Je dis cela avec beaucoup de modestie et de réserve, car une telle expression artistique peut bien se passer de mes commentaires - mais à mon sens, la peinture de Sylvie Coupé Thouron se présente comme une suite de mises en œuvre, un déroulement créatif qui s’organiserait sur les trames d’un tissu mémoriel composé d’îlots de clarté que se partageraient tour à tour aurores et crépuscules.
La mémoire d’un futur ? J’aime croire que nous abritons une mémoire plus vieille que nous.
Sous le spalter surgissent des ciels d’une infinie profondeur d’où se détachent des silhouettes aux visages à peine esquissés semblant être en errance sur des reliefs les supportant à peine.
D’ailleurs, les ciels ou les Enfers sont peut-être sous leurs pieds. Peut-être s’y baignent-ils déjà. Apparemment, ils n’en savent rien.
Nos yeux et notre esprit en tout cas s’y abandonnent. On entre en pérégrination avec ces êtres. On veut les suivre et savoir ce qui les attend au-delà des horizons et des voiles de brume qui les entourent, savoir s’ils trouveront le passage. Mais quel passage, pour quelle issue ?
Sensation d’une étrange familiarité avec eux.
Reconnaissance d’une étrange et terrible beauté.
L’œuvre happe le regard.
Ainsi, devant chaque tableau, on éprouve un trouble qui nous interroge sur la place que notre réalité nous propose d’occuper, dans une conscience collective devenue amnésique, où l’instantanéité prédomine et rend nos prisons invisibles.
Dans l’œuvre de Sylvie Coupé-Thouron, tout est lenteur, tout est immense. Afin de s’en approcher, de laisser naître les réminiscences qu’un tel univers occasionne en nous, le lâcher prise est nécessaire.
La patience du regard est précieuse. Le tête-à-tête est silencieux, le dialogue amoureux.
Vertige de se perdre dans son intranquillité, d’y entendre un respir, la respiration d’un chant ténu mais profond, embarqués que nous sommes par l’ambitus de ses tons.

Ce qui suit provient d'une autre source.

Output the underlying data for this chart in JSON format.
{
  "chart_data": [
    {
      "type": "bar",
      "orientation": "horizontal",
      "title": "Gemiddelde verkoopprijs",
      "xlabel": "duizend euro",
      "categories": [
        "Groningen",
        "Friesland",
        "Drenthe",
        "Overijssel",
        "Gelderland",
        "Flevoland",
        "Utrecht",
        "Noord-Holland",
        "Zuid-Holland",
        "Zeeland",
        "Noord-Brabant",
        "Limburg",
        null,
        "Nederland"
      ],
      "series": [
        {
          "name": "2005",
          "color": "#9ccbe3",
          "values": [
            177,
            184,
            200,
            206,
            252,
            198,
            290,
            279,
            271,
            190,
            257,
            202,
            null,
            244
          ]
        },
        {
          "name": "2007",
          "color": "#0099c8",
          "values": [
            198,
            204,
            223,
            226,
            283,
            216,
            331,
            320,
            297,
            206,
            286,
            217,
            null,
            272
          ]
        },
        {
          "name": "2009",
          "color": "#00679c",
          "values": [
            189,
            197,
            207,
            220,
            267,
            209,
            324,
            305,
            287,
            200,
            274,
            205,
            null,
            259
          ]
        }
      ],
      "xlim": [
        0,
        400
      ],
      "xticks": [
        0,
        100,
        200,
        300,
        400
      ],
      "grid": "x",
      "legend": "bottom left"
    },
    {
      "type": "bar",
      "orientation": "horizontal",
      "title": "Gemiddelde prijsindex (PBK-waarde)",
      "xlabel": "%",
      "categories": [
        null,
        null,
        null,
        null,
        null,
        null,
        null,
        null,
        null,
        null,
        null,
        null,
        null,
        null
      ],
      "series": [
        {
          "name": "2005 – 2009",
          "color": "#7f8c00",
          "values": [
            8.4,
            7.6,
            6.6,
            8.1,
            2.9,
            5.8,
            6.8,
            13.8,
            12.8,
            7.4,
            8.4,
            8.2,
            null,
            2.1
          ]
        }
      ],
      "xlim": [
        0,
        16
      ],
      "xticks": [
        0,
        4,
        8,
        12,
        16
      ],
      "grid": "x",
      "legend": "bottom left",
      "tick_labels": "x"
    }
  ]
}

Alors, entendant ce souffle, en découvrant les chemins qu’il emprunte, en le percevant tel un chant, comme une sorte de mélopée de l’invisible, de l’indicible, en prenant le temps d’accepter son amplitude, on voit petit à petit les corps se redessiner, plus nettement lumineux. Les insituables reliefs du réel prennent soudain moins de place.
L’intériorité retrouve la sienne.
Le voilà le lieu possible de l’histoire.
C’est le corps que la parole du rêve conduit.
Voilà l’endroit où (pour moi) la peinture de cette artiste existe vraiment et nous guide. Non vers l’illustration d’une écriture hermétique et tragique, mais au sein d’une œuvre à la fois forte et subtile, claire et complexe où s’articulent retrait et dissémination, une œuvre hantée par les ombres portées d’un langage rendu muet à force de marcher dans sa nuit d’itérations.
Je crois que c’est l’éclat de la « matière » qui transporte finalement les silhouettes vers le visible, elles-mêmes portant sa lumière. Je crois encore que si les contours du dernier visage devaient totalement s’effacer derrière les vitres du vide, il en resterait encore, sous le regard de Sylvie Coupé Thouron, l’éclat d’une information.
Pas d’Achéron, pas l’ombre d’un nocher, pas de fil d’Ariane non plus.
Pour moi, cette peinture rejoint les plus belles lisibles et illisibles traces.